Я ей улыбнулась. Именно так она всегда и спрашивала, когда одна из нас просыпалась:“Ты тут, Кэт?”. Я вспомнила это, и на душе у меня стало невыносимо хорошо.

– Я тут, Элен, тут. Что ты делаешь?

– Подожди, – резко ответила она и поднесла палец к губам, как бы веля мне помолчать.

Я замолчала и принялась разглядывать ее. Даже королевы иногда, устав казнить и миловать, повелевать и завоевывать, садятся вот так вечером на кровать и занимаются чем-то понятным и простым. Пружинки ее локонов развились, и она собрала их высоко на макушке в большую шишку. На ней было милое домашнее платье, усыпанное розочками. Быстро и взволнованно бегал ее карандаш по листу, а ее живая грудь подергивалась, проступая сквозь цветочную ткань маленькими бугорками. Высокая и округлая днем сейчас она казалась меньше и острей.

– “Должно быть она сняла бюстгальтер”, – догадалась я.

Помню, мы были еще совсем девчонками, и, вот так же приехав к бабушке на каникулы, она потащила меня прямиком в комнату. Она заперла за собой дверь и шепотом произнесла: “Я тебе сейчас кое-что покажу”, а затем развернула передо мной небольшой пакет с шелковым бельем. Уложив на кровать двое шелковых трусиков, она приставила к ним сверху бюстгальтеры черного и белого цветов. Я пристально смотрела на белье и не дышала, боясь, что тонкий эфир, из которого, как мне казалось, было сотворено это чудо, может легко раствориться в воздухе.

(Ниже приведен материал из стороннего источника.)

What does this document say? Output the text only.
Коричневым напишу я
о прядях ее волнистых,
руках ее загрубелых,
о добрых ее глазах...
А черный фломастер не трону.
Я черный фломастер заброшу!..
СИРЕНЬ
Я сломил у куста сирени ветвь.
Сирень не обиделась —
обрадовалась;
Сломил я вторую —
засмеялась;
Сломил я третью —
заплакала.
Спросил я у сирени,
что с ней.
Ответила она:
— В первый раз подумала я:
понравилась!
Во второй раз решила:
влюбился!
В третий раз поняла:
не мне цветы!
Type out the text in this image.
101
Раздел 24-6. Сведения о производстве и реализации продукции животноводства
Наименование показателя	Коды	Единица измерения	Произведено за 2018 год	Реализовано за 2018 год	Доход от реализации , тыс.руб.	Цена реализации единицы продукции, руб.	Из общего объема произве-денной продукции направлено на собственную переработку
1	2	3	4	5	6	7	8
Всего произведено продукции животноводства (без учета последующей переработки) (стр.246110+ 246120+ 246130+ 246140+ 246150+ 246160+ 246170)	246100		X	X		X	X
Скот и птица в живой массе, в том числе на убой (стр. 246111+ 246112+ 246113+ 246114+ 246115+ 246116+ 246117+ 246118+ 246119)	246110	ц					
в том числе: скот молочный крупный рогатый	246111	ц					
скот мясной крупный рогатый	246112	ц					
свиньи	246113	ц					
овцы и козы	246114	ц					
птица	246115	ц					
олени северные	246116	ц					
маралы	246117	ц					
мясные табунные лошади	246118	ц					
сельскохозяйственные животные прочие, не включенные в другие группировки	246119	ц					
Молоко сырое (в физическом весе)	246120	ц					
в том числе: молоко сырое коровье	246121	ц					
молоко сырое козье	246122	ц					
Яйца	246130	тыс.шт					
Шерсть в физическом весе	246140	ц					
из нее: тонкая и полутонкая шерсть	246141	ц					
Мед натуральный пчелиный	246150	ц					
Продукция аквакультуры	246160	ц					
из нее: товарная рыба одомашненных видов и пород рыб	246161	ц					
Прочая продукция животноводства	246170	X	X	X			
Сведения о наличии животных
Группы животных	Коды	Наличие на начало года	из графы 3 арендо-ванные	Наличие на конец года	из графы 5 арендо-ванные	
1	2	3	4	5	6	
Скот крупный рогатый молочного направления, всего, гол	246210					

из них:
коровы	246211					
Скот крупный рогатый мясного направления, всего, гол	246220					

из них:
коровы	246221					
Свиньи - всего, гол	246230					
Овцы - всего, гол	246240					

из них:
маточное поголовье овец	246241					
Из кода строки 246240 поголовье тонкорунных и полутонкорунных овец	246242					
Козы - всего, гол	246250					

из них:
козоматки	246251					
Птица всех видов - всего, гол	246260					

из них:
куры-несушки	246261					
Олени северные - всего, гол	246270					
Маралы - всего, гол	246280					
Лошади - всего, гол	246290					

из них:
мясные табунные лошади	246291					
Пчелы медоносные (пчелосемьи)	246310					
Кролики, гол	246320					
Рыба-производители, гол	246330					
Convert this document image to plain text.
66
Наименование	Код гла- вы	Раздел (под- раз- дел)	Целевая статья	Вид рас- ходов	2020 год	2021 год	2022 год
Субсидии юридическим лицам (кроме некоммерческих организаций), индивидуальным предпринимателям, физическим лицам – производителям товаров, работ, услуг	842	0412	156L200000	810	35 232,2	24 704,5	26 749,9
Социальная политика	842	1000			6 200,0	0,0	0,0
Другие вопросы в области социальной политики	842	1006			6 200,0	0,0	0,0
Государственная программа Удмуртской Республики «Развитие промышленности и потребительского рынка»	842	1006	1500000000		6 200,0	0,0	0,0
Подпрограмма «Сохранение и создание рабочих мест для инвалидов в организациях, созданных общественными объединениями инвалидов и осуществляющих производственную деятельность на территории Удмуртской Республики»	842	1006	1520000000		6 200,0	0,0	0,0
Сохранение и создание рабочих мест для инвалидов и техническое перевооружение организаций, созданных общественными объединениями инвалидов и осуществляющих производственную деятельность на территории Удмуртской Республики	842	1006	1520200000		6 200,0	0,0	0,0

– Красиво? – шепотом спросила она.

– Очень, – восхищенно ответила я.

Переживание прекрасного, как и любая другая сильная эмоция, всегда очень лично. Красота являет себя в мир только через глаза смотрящего на нее. Она – неразумная не покоренная стихия, и все, что она умеет, так это неслышно изливаться в душу своим сладким ядом. В мире есть смелые безумцы, кто, напоенные этим хмельным вином, пьяные и вдохновленные, начинают мучительно искать пути вернуть красоте обратно ее подарок. Немыслимым буйством красок они удивляют ее бесцветные глаза, витиеватыми мелодиями и созвучиями услаждают ее глухоту, поэтичной рифмой и стройностью слов силятся исцелить ее от немоты. И нет у этих душ больше другой жизни.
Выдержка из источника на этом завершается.